En Europe, l'ONG juge que la plupart des dirigeants "ont décidé que pratiquement tout leur était permis pour empêcher les réfugiés d'atteindre les côtes du continent".
Elle évoque également les récentes élections en Autriche, en France, en Allemagne ou aux Pays-Bas, où "certains candidats ont cherché à traduire les angoisses sociales et économiques en ressentiment, en particulier à l'égard des migrants".
Salil Shetty, le secrétaire général d'Amnesty International, s'en prend au président américain Donald Trump, qui, depuis son élection, a multiplié les tentatives d'imposer un décret anti-immigration, plusieurs fois suspendu par la justice.
Et de déclarer, devant la presse à Washington: "C'est un président qui a réellement dit approuver, au cours des premiers mois (de son mandat), l'utilisation de la torture et vous pouvez imaginer ce que cela signifie pour les gouvernements dans le monde qui utilisent abondamment la torture".
'Communauté internationale impuissante'
L'organisation dénonce également la campagne "de nettoyage ethnique menée contre les Rohingyas du Myanmar", qui a entrainé l'exode de 655.000 personnes.
"Cet épisode restera dans l'histoire comme un exemple supplémentaire de la calamiteuse impuissance de la communauté internationale à résoudre les situations propices aux pires atrocités de masse", juge l'ONG.
Amnesty s'arrête aussi sur le nombre de victimes civiles "effrayant" des conflits armés, citant "la catastrophe humanitaire en cours au Yémen", les tueries "aveugles" en Syrie et en Irak, et l'exil forcé des populations du Soudan du Sud.
Dans certains cas, "les parties aux conflits qui déchirent la planète ne cherchent même plus à maintenir un semblant de respect des obligations qui sont les leurs", s'alarme-t-elle.
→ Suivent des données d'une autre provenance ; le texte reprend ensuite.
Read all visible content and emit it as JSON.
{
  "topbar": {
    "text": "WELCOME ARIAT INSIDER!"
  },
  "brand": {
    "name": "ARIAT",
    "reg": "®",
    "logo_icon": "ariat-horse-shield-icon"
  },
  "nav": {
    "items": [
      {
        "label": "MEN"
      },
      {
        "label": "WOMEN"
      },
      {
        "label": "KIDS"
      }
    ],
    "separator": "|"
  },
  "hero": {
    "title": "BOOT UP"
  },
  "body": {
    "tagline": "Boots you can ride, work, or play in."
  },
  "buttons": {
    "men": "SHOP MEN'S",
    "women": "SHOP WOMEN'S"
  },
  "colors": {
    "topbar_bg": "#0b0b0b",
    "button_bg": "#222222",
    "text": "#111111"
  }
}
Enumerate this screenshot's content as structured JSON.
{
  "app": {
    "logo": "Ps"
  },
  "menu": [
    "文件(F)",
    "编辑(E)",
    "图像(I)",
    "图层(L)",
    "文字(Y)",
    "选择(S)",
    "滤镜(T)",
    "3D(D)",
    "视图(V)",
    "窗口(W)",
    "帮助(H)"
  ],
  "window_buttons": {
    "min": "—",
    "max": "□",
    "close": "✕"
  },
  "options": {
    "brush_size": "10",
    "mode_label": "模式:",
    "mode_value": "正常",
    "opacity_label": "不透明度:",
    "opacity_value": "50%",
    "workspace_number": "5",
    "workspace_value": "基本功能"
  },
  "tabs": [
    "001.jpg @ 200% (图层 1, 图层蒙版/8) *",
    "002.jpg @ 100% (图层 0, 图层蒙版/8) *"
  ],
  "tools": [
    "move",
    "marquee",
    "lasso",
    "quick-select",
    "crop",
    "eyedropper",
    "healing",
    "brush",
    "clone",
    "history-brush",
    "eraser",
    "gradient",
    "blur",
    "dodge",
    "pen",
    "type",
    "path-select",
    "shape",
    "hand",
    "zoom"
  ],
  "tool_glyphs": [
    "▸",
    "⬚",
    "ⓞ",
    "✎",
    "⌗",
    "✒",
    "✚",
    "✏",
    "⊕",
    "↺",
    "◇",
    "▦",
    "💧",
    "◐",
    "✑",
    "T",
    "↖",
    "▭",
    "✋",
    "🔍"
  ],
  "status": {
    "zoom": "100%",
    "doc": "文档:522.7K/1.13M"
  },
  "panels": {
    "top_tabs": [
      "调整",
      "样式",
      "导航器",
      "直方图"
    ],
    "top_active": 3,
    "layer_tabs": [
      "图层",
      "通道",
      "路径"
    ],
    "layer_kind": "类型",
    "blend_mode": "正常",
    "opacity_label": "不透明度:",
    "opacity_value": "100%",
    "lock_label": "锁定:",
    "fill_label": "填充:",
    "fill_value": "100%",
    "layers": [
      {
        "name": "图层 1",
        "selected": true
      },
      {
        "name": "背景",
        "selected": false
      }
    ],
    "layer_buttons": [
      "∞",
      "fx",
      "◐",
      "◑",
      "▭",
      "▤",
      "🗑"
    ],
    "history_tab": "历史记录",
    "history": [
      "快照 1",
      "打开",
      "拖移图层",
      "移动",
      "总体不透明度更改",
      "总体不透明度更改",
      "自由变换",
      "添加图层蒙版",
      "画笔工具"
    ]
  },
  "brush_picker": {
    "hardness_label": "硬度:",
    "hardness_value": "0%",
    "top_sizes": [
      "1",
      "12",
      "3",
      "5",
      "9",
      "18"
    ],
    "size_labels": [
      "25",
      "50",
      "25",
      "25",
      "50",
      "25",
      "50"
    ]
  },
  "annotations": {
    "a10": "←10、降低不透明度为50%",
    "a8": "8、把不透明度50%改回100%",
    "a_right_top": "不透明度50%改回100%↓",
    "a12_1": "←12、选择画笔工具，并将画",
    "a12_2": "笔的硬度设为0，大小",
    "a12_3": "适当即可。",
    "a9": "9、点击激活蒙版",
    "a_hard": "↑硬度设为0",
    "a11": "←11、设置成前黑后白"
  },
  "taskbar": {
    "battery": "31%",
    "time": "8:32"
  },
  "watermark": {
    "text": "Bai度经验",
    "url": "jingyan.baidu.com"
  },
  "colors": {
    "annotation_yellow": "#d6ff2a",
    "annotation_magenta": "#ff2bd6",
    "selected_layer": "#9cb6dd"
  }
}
Le rapport reproche par ailleurs aux gouvernements d'avoir exploité les inquiétudes liées au terrorisme pour "remettre en cause l'équilibre entre pouvoir de l'État et libertés individuelles".
Elle cite l'exemple de la France qui a mis fin à l'état d'urgence seulement après avoir inscrit "dans le droit commun nombre des dispositions du régime d'exception".
Réguler les réseaux sociaux
Le rapport salue en revanche le mouvement #MeToo et les marches organisées lors de la journée internationale de la femme, pour avoir attiré l'attention "sur l'ampleur effroyable des atteintes et du harcèlement sexuels".
Amnesty se félicite en outre du sursaut des "citoyens ordinaires" pour réclamer justice, comme la récente mobilisation des jeunes survivants de la fusillade de Floride qui réclament un contrôle plus strict des armes à feu.
"Il n'y a pas de meilleur exemple que ce que nous avons vu ces derniers jours avec les jeunes de ce pays qui résistent et luttent contre la violence par armes à feu", a souligné Salil Shetty à Washington.
Enfin, sur internet, devant "la possibilité quasi illimitée d'inciter à la haine et à la violence", Amnesty se désole de la rareté des outils disponibles pour réguler ces échanges et pointe la responsabilité des géants du web.
"L'avalanche d'insultes déversées en ligne, en particulier à l'égard des femmes, et les incitations à la haine contre des minorités, ne suscitent que des réponses molles et incohérentes de la part des sociétés qui gèrent les réseaux sociaux" et des États.
En conclusion, à quelques mois du 70e anniversaire de la Déclaration universelle des droits de l'Homme, Amnesty International "ne peut considérer un seul des droits fondamentaux comme acquis".
"Nous devons nous élever contre ces stratégies de diabolisation, et construire au contraire des stratégies solidaires", réclame l'ONG.